Köyün ileri gelenleri arasında yer alan Abdullah Yalçınkaya da 1960’dan 1980 yılına kadar 20 yıl köyün muhtarlığını yapar. Yalçınkaya Çiftinin evliliklerinin üzerinden 37 yıl geçtikten sonra 1982 yılında tartışıp birbirlerine küser. Babası zengin olduğu için ekonomik durumu daha iyi olan Kübra Yalçınkaya boşanmak ister ancak köyün 20 yıllık muhtarı Abdullah Yalçınkaya, ‘Yıllarca köyü idare etti, evini idare edemedi’ denmesinden endişe ederek boşanmadan yaşadıkları binanın alt katına bir oda yapıp karısı ile yaşadığı evden ayrılır. Aynı çatı altında 27 yıl ayrı ve küs yaşayan Kübra-Abdullah Yalçınkaya çiftini barıştırmak için birçok kişi uğraş vermesine rağmen kimse Yalçınkaya çiftini inadından vazgeçiremez.
AYNI GÜN 2 SAAT ARAYLA Ö-LDÜLER AMA MEZARDA DA AYRI KALDILAR”
Yalçınkaya çifti, birbirlerini sevmelerine rağmen 27 yıl yaşamlarını bu şekilde hiç birbirleri ile görüşmeden küs sürdürür. Ne kadın alt kata inip kocası ile barışır ne de kocası üst kata çıkıp karısı ile konuşur. 81 yaşına giren Kübra Yalçınkaya 19 Haziran 2009 günü durumu kötüleşir ve hayatını kaybeder.
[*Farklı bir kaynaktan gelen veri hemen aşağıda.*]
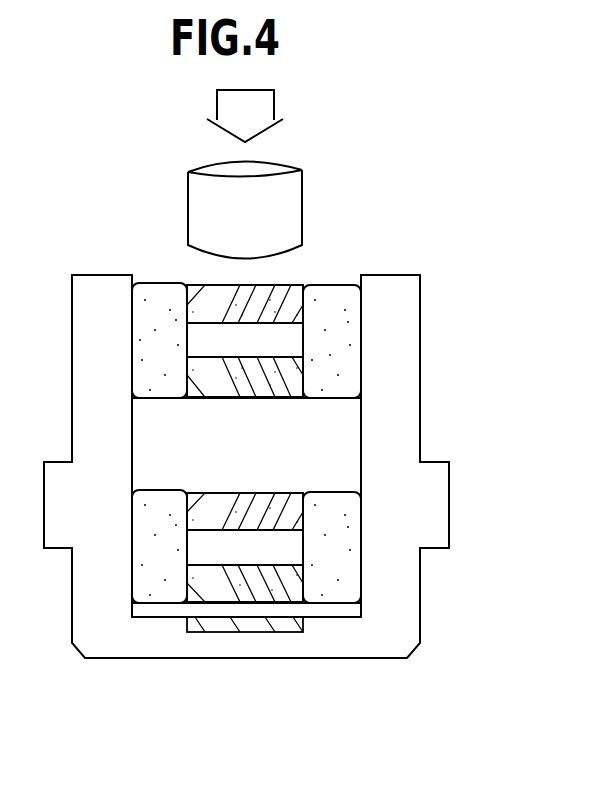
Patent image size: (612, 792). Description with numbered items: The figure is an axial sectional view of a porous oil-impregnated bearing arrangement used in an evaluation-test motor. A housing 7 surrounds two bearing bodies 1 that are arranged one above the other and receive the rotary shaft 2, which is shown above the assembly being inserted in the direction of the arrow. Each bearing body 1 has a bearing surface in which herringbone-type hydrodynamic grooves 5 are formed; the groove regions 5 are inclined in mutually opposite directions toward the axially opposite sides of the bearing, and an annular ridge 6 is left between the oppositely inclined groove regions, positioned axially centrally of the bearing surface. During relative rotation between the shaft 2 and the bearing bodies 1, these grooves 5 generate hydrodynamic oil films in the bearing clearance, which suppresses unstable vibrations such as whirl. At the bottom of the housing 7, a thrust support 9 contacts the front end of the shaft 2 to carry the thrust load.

The bearing body 1 is at (350, 332).
The shaft 2 is at (197, 203).
The hydrodynamic grooves 5 is at (288, 293).
The annular ridges 6 is at (262, 380).
The housing 7 is at (397, 425).
The thrust support 9 is at (213, 625).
Üst katta yaşayan ve girişleri ayrı olan evde eşinin öldüğü haber edilen Abdullah Yalçınkay, elleri ile dizlerini döverek ‘Benim için bir şey dedi mi?’ diye sorduktan sonra eşinin cenazesine de gitmeyip yatağına tekrar uzanır.
Bu arada köyün erkekleri cenazenin defni ile uğraşırken, kadınlar da Kübra Yalçınkaya’nın yaşadığı yere çıkar. Üzüntüsünü belli etmemeye çalışan 83 yaşındaki Abdullah Yalçınkaya, cenaze defnedildiği sırada hayatını kaybeder. Cenazeden dönüp eve gelenler Abdullah Yalçınkaya’nın da öldüğünü görünce adeta şok yaşar. 64 yıllık evlilik hayatlarının 27 yılını aynı çatı altında küs geçirip aynı gün ölen Kübra-Abdullah Yalçınkaya çifti aynı gün vasiyetleri gereği yan yana değil biri mezarlığın bir köşesine diğeri farklı bir köşesine defnedilir. Yaklaşık 20 yıldır konuşulan bu olay, Karpuzlu ve çevresinde bir çok kişiye ibret oluyor.